Кроме пехоты, у Стриженова имелась мортирная шестиорудийная батарея с приличным запасом осколочных бомб, и три лёгкие полевые скорострельные пушки, могущие настильно лупить картечью; картечных патронов тоже вроде бы хватало, равно как и гранат – но на гранаты, впрочем, он особо не полагался из-за слабенького заряда взрывчатки. Прислугой орудий были сплошь чапы, а вот командовали ими основательные пожилые поляки. Полковник потолковал с артиллеристами, понаблюдал за пристрелкой целей – и решил для себя, что за этих можно быть спокойным.

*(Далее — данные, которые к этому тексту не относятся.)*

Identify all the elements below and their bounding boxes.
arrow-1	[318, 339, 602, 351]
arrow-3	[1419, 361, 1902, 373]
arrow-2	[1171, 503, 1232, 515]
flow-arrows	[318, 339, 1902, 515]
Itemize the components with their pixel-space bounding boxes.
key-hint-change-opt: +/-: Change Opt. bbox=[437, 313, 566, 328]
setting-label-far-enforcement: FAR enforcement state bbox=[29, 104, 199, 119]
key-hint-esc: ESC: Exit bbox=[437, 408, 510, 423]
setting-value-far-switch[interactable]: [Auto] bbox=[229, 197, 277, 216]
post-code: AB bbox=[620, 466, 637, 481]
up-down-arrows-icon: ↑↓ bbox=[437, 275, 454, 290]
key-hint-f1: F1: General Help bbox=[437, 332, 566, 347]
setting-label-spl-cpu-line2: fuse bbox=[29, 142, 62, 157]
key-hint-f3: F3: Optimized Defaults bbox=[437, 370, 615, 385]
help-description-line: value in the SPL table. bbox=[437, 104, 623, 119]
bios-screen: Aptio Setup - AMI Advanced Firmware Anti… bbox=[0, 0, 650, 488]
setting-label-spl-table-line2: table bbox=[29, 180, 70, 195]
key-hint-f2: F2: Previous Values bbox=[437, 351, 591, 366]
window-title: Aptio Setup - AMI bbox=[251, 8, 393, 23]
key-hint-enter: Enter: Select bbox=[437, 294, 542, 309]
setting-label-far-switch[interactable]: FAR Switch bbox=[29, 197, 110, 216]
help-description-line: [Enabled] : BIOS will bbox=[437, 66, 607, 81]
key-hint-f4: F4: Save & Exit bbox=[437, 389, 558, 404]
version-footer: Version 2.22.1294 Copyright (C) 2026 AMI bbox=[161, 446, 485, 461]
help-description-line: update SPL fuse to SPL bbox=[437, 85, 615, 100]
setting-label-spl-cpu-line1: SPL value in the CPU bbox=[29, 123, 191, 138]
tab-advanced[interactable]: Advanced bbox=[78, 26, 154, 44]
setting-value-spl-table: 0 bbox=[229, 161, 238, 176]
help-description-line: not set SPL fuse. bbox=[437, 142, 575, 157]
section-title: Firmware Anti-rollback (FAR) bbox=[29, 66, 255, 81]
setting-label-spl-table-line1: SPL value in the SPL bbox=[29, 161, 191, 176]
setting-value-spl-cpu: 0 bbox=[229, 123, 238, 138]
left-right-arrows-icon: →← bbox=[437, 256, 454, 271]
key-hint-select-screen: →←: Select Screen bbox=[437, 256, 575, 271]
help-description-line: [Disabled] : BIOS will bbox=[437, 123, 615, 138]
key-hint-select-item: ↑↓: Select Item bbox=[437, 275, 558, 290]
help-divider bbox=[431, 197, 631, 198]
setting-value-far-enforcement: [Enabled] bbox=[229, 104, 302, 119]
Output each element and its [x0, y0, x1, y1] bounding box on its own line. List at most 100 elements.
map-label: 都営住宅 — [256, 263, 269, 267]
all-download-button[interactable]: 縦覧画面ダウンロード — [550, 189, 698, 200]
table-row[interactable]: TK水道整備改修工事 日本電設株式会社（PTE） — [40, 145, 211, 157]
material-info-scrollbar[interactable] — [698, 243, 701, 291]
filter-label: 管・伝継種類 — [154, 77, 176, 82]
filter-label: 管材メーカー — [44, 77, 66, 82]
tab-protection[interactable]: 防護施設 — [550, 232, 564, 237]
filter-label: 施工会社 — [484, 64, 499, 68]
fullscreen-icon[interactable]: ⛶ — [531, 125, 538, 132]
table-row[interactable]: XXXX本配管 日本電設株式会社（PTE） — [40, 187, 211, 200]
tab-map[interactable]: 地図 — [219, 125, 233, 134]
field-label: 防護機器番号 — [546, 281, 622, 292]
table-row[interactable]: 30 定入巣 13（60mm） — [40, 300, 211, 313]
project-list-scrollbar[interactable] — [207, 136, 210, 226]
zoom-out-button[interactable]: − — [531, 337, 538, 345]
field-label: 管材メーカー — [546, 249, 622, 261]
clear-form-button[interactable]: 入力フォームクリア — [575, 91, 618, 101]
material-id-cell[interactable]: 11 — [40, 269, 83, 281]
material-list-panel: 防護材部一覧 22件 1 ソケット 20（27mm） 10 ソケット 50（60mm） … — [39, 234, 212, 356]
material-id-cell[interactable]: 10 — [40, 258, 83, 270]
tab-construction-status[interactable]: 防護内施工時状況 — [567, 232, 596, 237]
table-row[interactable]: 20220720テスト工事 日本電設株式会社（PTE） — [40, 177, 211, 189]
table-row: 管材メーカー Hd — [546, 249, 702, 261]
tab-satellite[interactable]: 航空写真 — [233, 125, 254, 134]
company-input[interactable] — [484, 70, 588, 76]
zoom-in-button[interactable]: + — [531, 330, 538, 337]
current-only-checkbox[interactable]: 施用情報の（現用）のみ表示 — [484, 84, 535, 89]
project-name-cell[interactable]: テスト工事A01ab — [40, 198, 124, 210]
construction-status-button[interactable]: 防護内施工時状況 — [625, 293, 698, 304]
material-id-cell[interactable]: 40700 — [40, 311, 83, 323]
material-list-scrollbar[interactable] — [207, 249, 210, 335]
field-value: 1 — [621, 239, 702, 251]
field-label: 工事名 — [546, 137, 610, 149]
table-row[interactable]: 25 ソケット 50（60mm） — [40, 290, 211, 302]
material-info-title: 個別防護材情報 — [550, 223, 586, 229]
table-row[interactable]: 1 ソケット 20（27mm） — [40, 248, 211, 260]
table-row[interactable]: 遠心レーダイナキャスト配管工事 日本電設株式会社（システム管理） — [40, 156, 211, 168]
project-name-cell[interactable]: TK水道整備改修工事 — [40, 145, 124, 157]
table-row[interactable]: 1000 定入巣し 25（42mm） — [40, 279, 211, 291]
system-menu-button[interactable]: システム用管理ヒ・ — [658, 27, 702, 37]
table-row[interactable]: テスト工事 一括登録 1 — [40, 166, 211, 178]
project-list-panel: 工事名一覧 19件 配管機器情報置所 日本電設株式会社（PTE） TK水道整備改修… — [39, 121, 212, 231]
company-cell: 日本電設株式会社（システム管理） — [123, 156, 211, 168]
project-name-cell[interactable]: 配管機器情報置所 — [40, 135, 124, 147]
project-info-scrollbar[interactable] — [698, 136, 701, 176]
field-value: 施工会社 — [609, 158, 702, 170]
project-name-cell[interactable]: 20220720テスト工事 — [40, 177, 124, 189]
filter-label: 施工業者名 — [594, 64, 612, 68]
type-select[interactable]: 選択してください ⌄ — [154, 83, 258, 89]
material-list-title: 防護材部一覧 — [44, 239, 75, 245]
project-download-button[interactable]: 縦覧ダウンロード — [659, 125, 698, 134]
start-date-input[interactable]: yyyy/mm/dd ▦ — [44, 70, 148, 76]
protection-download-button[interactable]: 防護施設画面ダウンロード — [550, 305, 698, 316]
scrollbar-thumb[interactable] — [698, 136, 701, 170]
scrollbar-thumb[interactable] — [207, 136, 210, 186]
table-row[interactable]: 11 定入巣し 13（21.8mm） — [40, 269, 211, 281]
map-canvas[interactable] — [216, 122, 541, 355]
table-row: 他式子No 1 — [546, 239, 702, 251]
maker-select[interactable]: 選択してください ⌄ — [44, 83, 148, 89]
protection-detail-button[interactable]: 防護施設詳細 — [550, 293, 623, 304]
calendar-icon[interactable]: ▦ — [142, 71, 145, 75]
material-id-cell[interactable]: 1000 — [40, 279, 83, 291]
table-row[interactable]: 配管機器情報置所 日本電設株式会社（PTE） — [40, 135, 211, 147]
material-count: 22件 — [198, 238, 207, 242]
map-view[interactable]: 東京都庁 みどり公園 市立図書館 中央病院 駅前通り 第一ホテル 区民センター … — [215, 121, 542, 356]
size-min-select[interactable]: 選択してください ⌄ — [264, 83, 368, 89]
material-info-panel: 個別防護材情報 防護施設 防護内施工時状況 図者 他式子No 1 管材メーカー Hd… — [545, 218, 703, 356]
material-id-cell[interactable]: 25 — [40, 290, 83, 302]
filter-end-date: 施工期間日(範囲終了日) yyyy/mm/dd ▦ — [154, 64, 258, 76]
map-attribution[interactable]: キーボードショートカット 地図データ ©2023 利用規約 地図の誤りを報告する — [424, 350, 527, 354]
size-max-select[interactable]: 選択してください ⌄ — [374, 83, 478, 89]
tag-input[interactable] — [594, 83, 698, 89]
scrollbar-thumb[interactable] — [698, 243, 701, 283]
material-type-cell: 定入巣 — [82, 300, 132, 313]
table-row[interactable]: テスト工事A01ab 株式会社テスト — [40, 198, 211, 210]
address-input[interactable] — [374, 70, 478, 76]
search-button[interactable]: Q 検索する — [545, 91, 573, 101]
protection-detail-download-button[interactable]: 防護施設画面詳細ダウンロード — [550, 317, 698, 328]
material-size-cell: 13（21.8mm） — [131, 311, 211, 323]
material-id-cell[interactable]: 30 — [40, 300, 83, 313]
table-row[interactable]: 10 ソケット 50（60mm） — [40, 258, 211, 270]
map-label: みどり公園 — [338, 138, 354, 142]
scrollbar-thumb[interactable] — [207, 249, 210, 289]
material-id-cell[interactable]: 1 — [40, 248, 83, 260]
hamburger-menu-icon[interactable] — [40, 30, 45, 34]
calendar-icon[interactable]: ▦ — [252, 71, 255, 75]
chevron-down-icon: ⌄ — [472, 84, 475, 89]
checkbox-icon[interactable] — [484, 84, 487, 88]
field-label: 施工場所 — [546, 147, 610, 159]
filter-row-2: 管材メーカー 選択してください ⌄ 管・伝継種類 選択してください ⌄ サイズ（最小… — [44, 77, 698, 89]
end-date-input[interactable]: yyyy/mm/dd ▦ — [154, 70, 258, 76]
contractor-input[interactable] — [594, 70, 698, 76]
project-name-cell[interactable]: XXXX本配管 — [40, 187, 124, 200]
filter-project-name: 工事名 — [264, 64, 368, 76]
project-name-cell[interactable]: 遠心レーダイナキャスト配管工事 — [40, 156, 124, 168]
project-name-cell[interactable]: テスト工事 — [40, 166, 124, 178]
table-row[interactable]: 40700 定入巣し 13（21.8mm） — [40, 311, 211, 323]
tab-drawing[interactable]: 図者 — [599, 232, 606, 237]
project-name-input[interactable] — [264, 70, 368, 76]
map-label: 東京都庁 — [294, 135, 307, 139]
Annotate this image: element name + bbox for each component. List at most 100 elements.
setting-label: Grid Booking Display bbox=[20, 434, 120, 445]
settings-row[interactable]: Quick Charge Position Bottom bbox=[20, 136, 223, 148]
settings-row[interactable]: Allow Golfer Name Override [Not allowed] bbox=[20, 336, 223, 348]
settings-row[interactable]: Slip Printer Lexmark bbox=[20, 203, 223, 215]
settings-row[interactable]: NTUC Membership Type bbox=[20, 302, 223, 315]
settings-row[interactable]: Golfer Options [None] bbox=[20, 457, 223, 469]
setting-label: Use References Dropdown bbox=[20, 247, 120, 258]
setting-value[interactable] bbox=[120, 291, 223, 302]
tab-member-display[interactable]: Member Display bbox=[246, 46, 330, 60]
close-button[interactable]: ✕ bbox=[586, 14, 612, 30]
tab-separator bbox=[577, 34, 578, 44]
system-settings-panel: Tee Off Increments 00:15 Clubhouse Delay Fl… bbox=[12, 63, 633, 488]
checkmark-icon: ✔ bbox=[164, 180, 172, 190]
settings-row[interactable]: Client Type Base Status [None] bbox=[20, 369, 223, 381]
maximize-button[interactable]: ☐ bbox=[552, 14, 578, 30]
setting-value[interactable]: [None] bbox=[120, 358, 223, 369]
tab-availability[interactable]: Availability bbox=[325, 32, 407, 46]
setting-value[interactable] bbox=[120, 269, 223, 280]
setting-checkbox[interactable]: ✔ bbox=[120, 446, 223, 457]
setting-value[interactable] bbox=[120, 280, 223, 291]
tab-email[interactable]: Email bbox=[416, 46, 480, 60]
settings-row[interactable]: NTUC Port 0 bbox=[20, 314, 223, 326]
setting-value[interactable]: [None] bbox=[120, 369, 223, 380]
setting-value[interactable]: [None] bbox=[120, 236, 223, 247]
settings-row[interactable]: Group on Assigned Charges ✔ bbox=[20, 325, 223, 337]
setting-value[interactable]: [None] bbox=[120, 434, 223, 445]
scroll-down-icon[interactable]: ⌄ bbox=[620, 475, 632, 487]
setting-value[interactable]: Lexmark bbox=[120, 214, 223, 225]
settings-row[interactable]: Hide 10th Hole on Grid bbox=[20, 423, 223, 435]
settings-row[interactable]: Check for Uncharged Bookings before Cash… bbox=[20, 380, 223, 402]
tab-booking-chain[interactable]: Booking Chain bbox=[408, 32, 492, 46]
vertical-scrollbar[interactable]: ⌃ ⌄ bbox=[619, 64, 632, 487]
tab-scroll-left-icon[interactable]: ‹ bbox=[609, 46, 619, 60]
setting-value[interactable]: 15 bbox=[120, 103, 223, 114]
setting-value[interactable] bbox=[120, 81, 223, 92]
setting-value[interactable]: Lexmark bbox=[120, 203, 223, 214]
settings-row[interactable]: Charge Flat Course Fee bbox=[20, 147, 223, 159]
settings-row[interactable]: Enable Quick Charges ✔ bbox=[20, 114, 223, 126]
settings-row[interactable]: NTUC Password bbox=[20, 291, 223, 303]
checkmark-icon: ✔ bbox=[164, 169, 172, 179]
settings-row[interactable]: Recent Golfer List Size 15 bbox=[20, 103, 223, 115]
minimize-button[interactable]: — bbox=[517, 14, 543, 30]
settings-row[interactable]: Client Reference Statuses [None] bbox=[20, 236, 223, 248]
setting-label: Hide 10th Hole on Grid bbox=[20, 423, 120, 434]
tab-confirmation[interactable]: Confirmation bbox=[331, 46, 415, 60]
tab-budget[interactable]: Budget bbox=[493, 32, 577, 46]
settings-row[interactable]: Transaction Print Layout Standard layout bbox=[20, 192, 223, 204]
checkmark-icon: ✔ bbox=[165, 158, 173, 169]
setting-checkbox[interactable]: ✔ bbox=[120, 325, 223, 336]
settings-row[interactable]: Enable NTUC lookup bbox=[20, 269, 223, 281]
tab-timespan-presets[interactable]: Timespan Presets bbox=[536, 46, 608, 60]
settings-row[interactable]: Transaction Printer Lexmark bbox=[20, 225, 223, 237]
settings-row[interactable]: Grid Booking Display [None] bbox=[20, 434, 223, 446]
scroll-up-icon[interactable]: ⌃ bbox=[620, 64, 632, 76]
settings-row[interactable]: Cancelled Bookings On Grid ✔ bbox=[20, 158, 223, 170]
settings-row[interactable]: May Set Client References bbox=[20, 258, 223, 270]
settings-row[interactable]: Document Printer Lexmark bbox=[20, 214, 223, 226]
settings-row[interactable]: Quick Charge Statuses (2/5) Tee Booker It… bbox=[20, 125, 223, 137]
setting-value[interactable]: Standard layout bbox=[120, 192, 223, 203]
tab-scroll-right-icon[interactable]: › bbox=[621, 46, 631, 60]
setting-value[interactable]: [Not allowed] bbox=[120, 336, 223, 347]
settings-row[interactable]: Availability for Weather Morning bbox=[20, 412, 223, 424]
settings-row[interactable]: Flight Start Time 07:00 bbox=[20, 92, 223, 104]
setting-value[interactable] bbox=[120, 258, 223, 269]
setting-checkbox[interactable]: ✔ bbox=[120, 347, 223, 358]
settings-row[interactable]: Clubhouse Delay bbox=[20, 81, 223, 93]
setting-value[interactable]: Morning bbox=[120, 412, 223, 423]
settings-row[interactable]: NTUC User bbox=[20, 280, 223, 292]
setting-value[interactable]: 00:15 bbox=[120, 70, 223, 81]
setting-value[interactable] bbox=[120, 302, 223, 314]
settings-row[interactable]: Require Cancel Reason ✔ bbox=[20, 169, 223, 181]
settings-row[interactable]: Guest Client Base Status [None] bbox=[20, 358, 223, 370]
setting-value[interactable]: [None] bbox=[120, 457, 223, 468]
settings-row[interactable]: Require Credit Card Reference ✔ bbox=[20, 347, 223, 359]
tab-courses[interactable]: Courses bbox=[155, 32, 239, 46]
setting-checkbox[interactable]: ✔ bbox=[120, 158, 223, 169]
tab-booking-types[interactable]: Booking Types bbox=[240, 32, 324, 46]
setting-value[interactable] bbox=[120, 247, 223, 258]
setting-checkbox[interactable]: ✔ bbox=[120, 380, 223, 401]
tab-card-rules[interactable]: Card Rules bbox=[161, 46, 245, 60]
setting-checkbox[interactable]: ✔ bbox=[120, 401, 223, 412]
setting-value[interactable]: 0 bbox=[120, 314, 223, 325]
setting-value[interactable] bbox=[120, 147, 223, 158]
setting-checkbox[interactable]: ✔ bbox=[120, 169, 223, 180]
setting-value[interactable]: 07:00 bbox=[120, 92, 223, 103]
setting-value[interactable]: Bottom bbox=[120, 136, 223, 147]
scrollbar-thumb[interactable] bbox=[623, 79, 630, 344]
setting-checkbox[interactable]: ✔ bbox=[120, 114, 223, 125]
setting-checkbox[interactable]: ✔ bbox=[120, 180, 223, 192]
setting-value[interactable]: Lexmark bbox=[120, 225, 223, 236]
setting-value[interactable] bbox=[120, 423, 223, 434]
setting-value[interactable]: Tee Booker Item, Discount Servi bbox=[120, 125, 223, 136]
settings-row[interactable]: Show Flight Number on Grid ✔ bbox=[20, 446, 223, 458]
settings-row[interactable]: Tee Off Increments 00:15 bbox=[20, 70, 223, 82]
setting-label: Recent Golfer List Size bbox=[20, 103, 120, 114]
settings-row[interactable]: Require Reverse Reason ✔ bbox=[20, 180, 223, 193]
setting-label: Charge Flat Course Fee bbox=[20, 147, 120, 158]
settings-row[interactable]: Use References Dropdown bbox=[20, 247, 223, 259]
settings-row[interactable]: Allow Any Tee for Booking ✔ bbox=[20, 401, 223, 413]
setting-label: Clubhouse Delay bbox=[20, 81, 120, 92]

Хуже обстояли дела со станковыми пулемётами, на которые, скорее всего, и ляжет самая большая нагрузка. То есть их было достаточно, одиннадцать штук, но все разные – не просто разных систем, но ещё и под разные патроны, в том числе и уникальные, восьмимиллиметровые системы Краг-Йоргенсена, которые вообще больше ни к чему не подходили. В горячке боя могли возникнуть трудности со снабжением. Впрочем, командиры расчётов заверяли его, что всё будет в порядке; оснований не верить им вроде бы не было, а тревога оставалась.